Coty focuses on restoring profitability amid $3bn writedown in brand value

By Becky Bargh | Published: 2-Jul-2019

The beauty conglomerate's new four year plan will cost US$600m as it attempts to boost its profit margins

Coty, the global conglomerate behind Rimmel London and Marc Jacobs fragrance, has announced a US$3bn writedown in brand value.

The announcement was made amid its four year restructuring plan in an effort to slow declining sales and improve its operating margin.

The beauty heavyweight has suffered turbulent sales since its $12.5bn acquisition of P&G’s beauty brands three years ago.

Its latest results in the three months ended March 2019 revealed a 10.4% revenue slip to $1.99bn.

To implement its turnaround plan, Coty expects to spend $600m between 2020 to 2023, in addition to a further $160m in other sales boosting programmes.

However, its woes have not gone unnoticed by investors as its shares have plummeted 13.5% to $11.5 per share.

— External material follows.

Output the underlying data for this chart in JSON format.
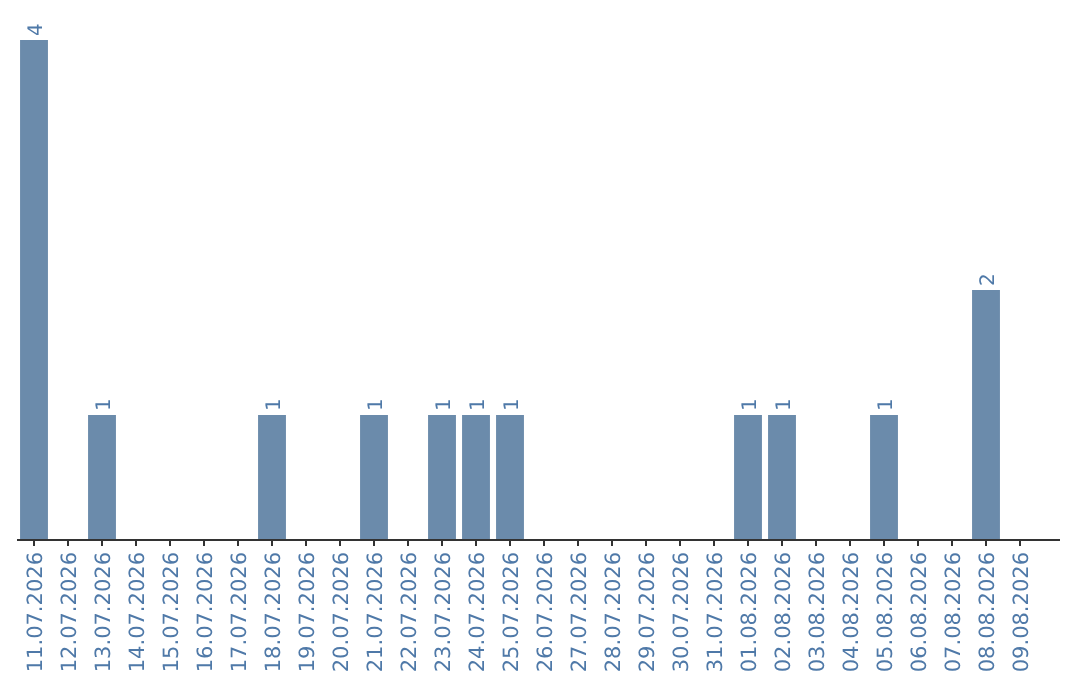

“Our turnaround plan will enable us to build a better business in the coming four years, while we gradually prepare for growth,” said Pierre Laubies, Coty’s CEO.

He added it intends to “simplify” its operations and focus its investments on fewer brands globally.

Laubies also laid out the firm’s financial priorities “to improve profitability and deleverage”.

Meanwhile, according to the plan, it intends to move its executive team from New York to Amsterdam, effective 1 January.

Commenting on its financial outlook Laubies added: “We are confident in this plan and the results of our actions to date support our belief that we can deliver our objectives.”

However, its initial objectives for 2020 are to slow its decline in net revenues, adjust operating income from 5% to 10% and moderate cash flow improvement.